Manhattan office leasing slowed by 23 percent over the past two months compared with the same period a year earlier, and is down 39 percent from 2014, an analysis of CoStar Group data revealed.
Tenants inked 476 deals covering 3.4 million square feet between July 1 and August 24 in Manhattan, down from 5 million square feet during that same period last year and 6.2 million square feet in July and August of 2014.
Leasing has slowed overall, but some said smaller tenants are tightening the purse strings more than others. “We are seeing a lot more reticence to [make] decisions on new space for smaller companies,” Douglas Linde, president of office landlord Boston Properties [TRDataCustom], said during a second-quarter earnings call in late July.
Yet, shared space behemoth WeWork continued to ink deals. It’s now targeting Manhattan’s most expensive office market, The Plaza District, where it signed a lease for 159,300 square feet last month.

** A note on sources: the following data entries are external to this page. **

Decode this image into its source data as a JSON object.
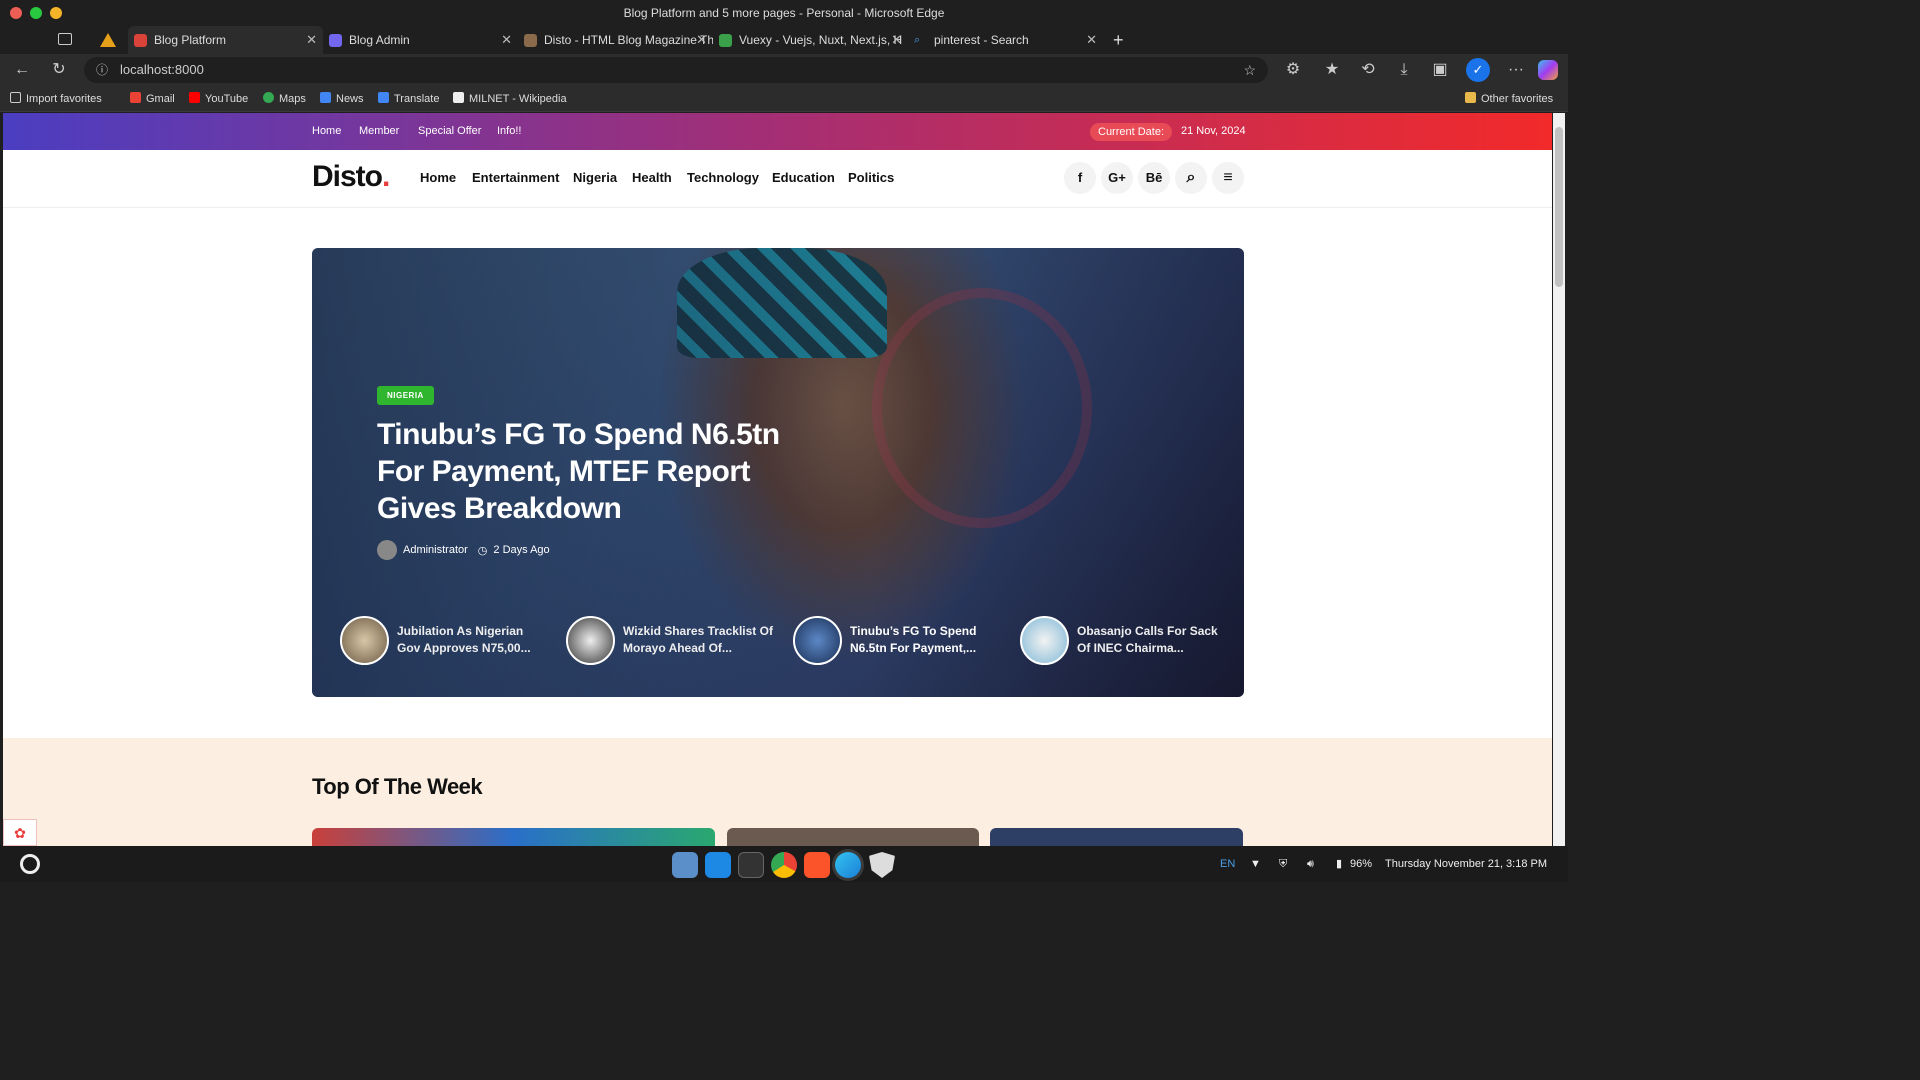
{
  "browser": {
    "window_title": "Blog Platform and 5 more pages - Personal - Microsoft Edge",
    "tabs": [
      {
        "label": "Blog Platform"
      },
      {
        "label": "Blog Admin"
      },
      {
        "label": "Disto - HTML Blog Magazine Th"
      },
      {
        "label": "Vuexy - Vuejs, Nuxt, Next.js, H"
      },
      {
        "label": "pinterest - Search"
      }
    ],
    "url": "localhost:8000",
    "bookmarks": [
      "Import favorites",
      "Gmail",
      "YouTube",
      "Maps",
      "News",
      "Translate",
      "MILNET - Wikipedia"
    ],
    "other_favorites": "Other favorites"
  },
  "site": {
    "topnav": [
      "Home",
      "Member",
      "Special Offer",
      "Info!!"
    ],
    "current_date_label": "Current Date:",
    "current_date": "21 Nov, 2024",
    "logo": "Disto",
    "logo_dot": ".",
    "menu": [
      "Home",
      "Entertainment",
      "Nigeria",
      "Health",
      "Technology",
      "Education",
      "Politics"
    ],
    "social": {
      "facebook": "f",
      "google": "G+",
      "behance": "Bē",
      "search": "⌕",
      "menu": "≡"
    },
    "hero": {
      "category": "NIGERIA",
      "title": "Tinubu’s FG To Spend N6.5tn For Payment, MTEF Report Gives Breakdown",
      "author": "Administrator",
      "time": "2 Days Ago",
      "minis": [
        "Jubilation As Nigerian Gov Approves N75,00...",
        "Wizkid Shares Tracklist Of Morayo Ahead Of...",
        "Tinubu’s FG To Spend N6.5tn For Payment,...",
        "Obasanjo Calls For Sack Of INEC Chairma..."
      ]
    },
    "section_title": "Top Of The Week"
  },
  "taskbar": {
    "lang": "EN",
    "battery": "96%",
    "datetime": "Thursday November 21, 3:18 PM"
  }
}
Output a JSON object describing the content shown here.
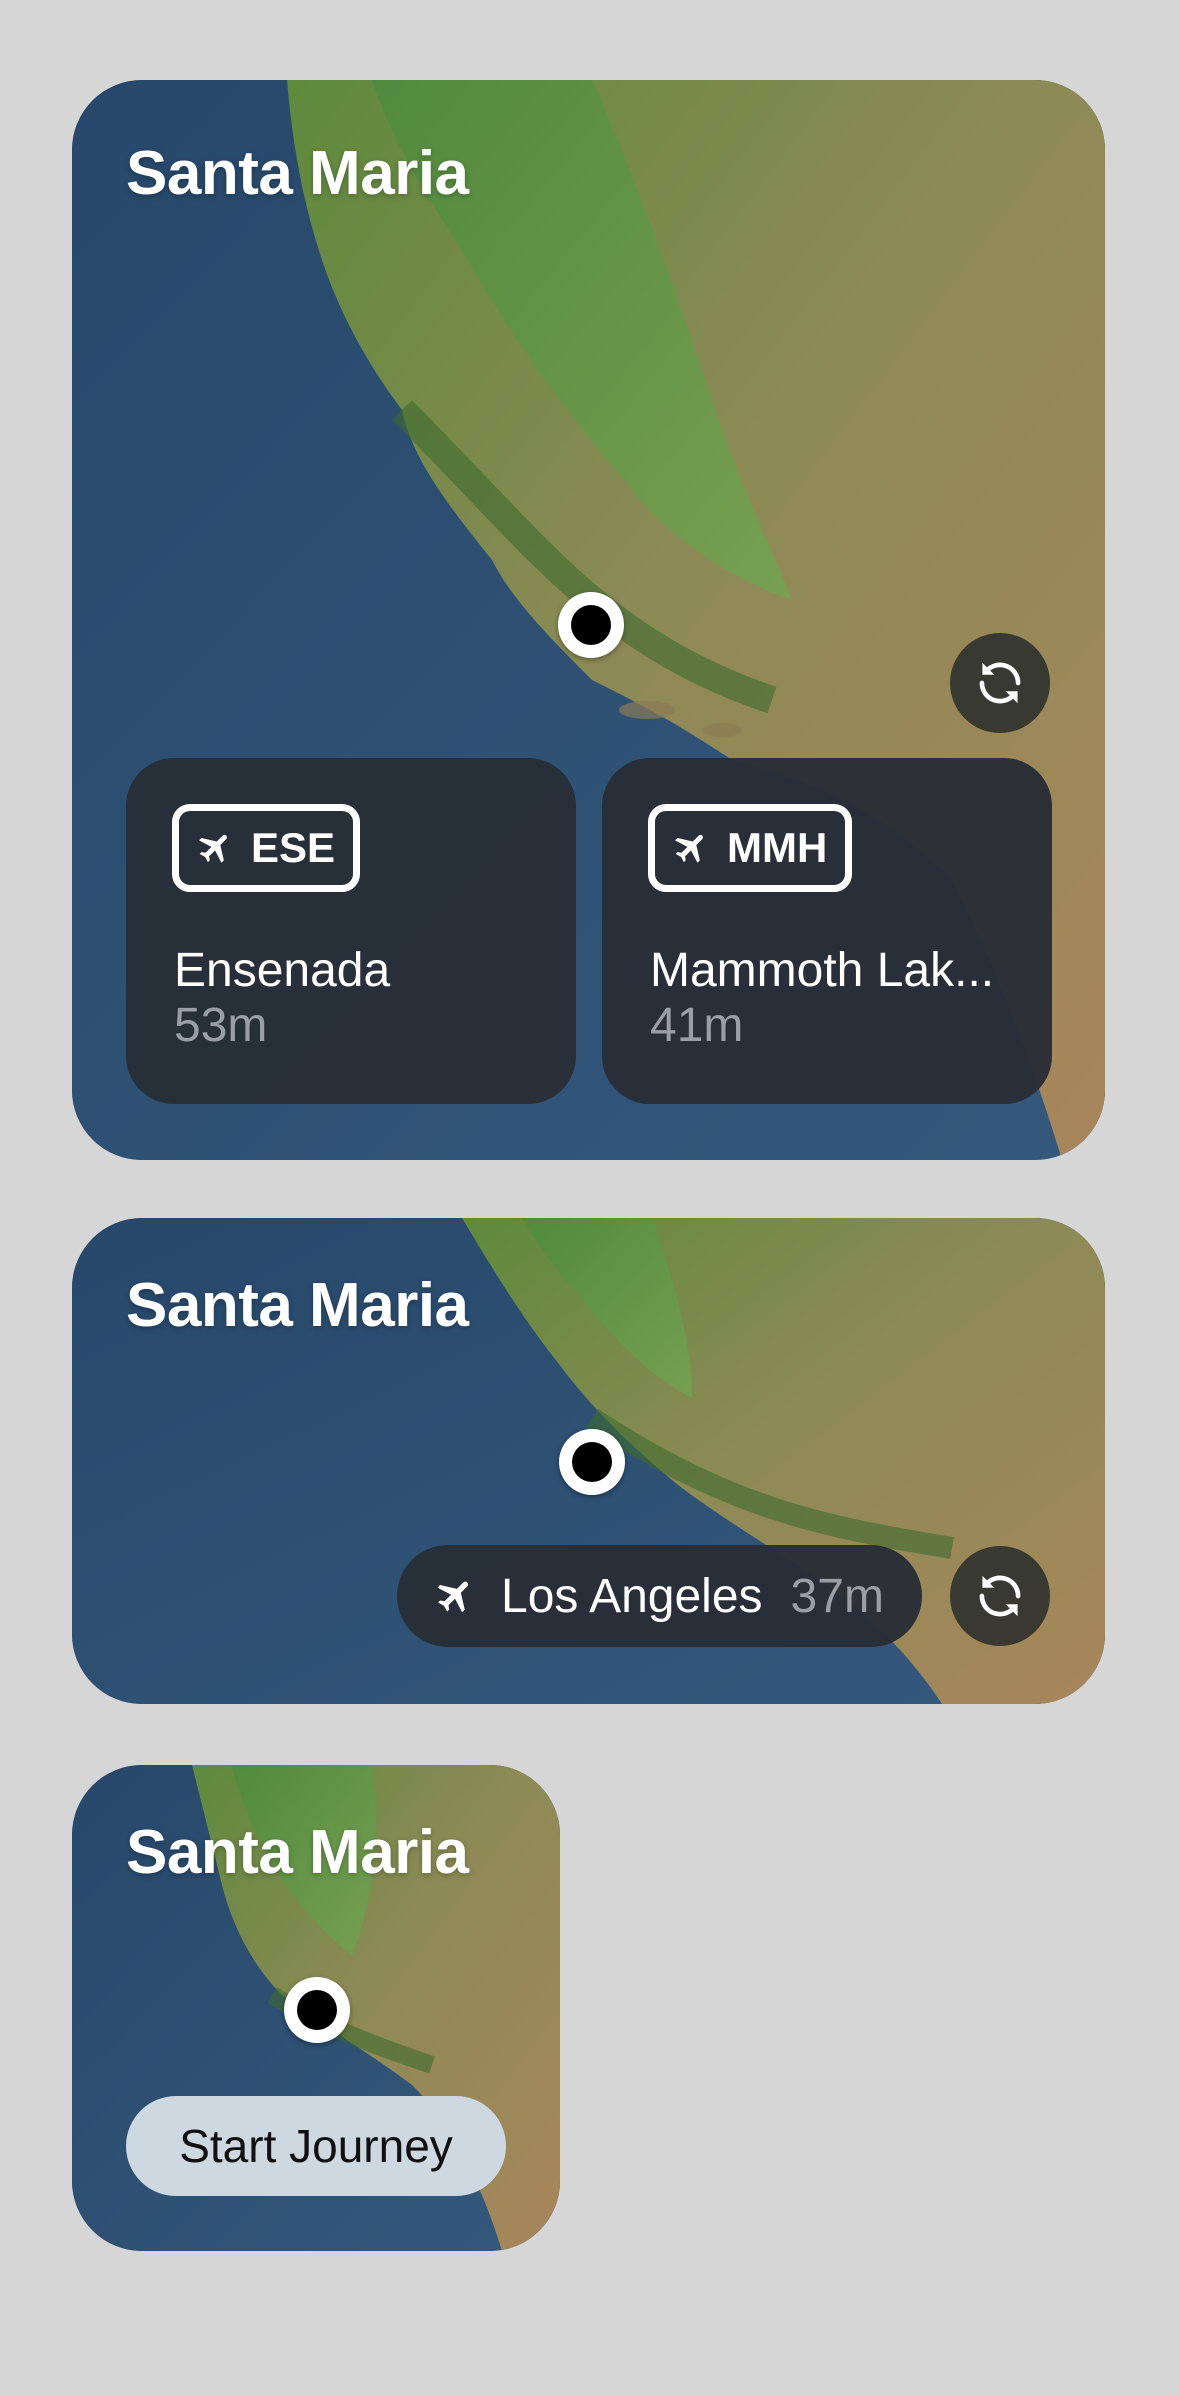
{
  "colors": {
    "background": "#d6d6d6",
    "ocean": "#2e5377",
    "card": "#282e36",
    "secondary_text": "#9a9ea6",
    "button": "#cdd8e0"
  },
  "large_widget": {
    "city": "Santa Maria",
    "refresh_icon": "refresh-icon",
    "destinations": [
      {
        "code": "ESE",
        "name": "Ensenada",
        "time": "53m",
        "icon": "airplane-icon"
      },
      {
        "code": "MMH",
        "name": "Mammoth Lak...",
        "time": "41m",
        "icon": "airplane-icon"
      }
    ]
  },
  "medium_widget": {
    "city": "Santa Maria",
    "destination": {
      "name": "Los Angeles",
      "time": "37m",
      "icon": "airplane-icon"
    },
    "refresh_icon": "refresh-icon"
  },
  "small_widget": {
    "city": "Santa Maria",
    "button_label": "Start Journey"
  }
}
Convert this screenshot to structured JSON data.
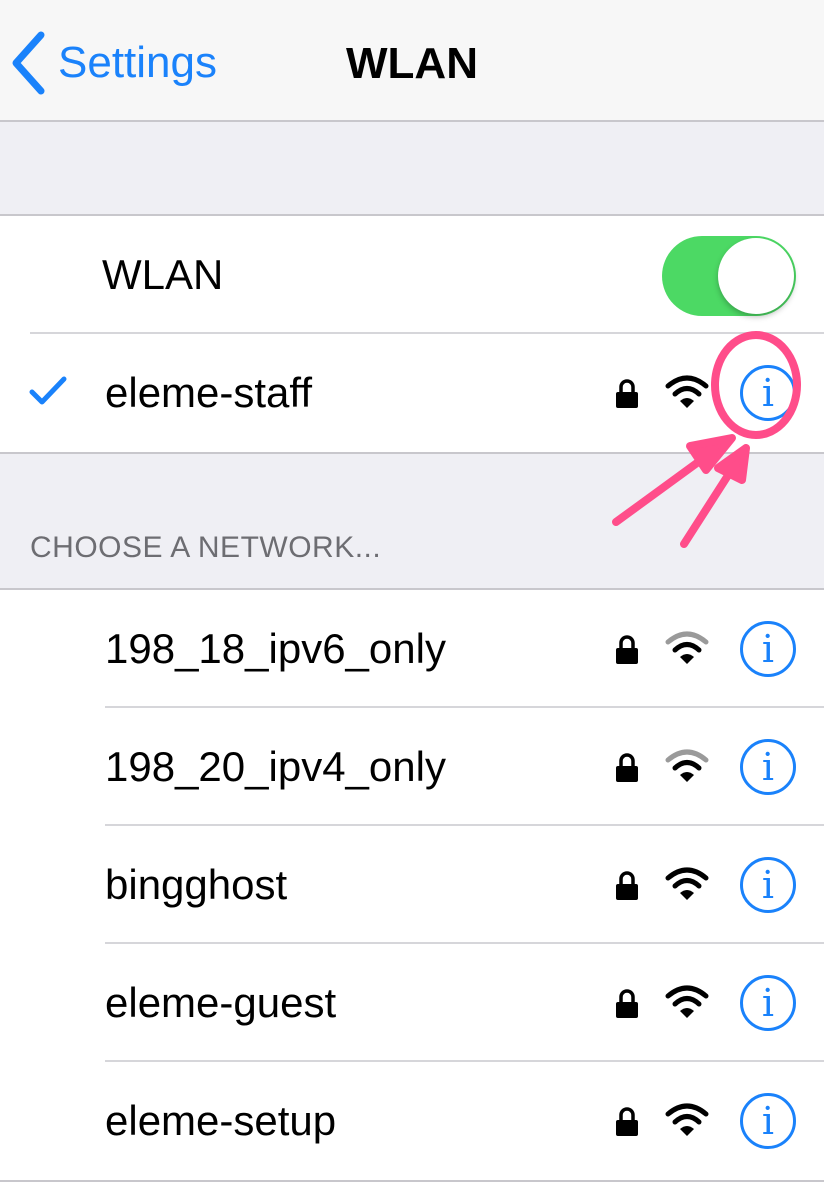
{
  "nav": {
    "back_label": "Settings",
    "title": "WLAN"
  },
  "wlan_toggle": {
    "label": "WLAN",
    "on": true
  },
  "connected_network": {
    "name": "eleme-staff",
    "secured": true,
    "signal_bars": 3,
    "info_glyph": "i"
  },
  "networks_section": {
    "header": "CHOOSE A NETWORK...",
    "items": [
      {
        "name": "198_18_ipv6_only",
        "secured": true,
        "signal_bars": 2,
        "info_glyph": "i"
      },
      {
        "name": "198_20_ipv4_only",
        "secured": true,
        "signal_bars": 2,
        "info_glyph": "i"
      },
      {
        "name": "bingghost",
        "secured": true,
        "signal_bars": 3,
        "info_glyph": "i"
      },
      {
        "name": "eleme-guest",
        "secured": true,
        "signal_bars": 3,
        "info_glyph": "i"
      },
      {
        "name": "eleme-setup",
        "secured": true,
        "signal_bars": 3,
        "info_glyph": "i"
      }
    ]
  },
  "colors": {
    "accent": "#1a82fb",
    "toggle_on": "#4cd964",
    "annotation": "#ff4d8a",
    "background": "#efeff4"
  },
  "icons": {
    "back": "chevron-left-icon",
    "check": "checkmark-icon",
    "lock": "lock-icon",
    "wifi": "wifi-icon",
    "info": "info-icon"
  }
}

Over the past six months, SL Green Realty, Vornado Realty Trust, Boston Properties and Empire State Realty Trust all mentioned WeWork in earnings calls.
An analyst asked SL Green’s CEO Marc Holliday last month if the approximately 3 million square feet WeWork has under lease in New York made him nervous.
“It is not something that keeps us up at night,” he said.
Correction: Because of an editing error, an earlier version of this story did not identify WeWork in one of the sentences.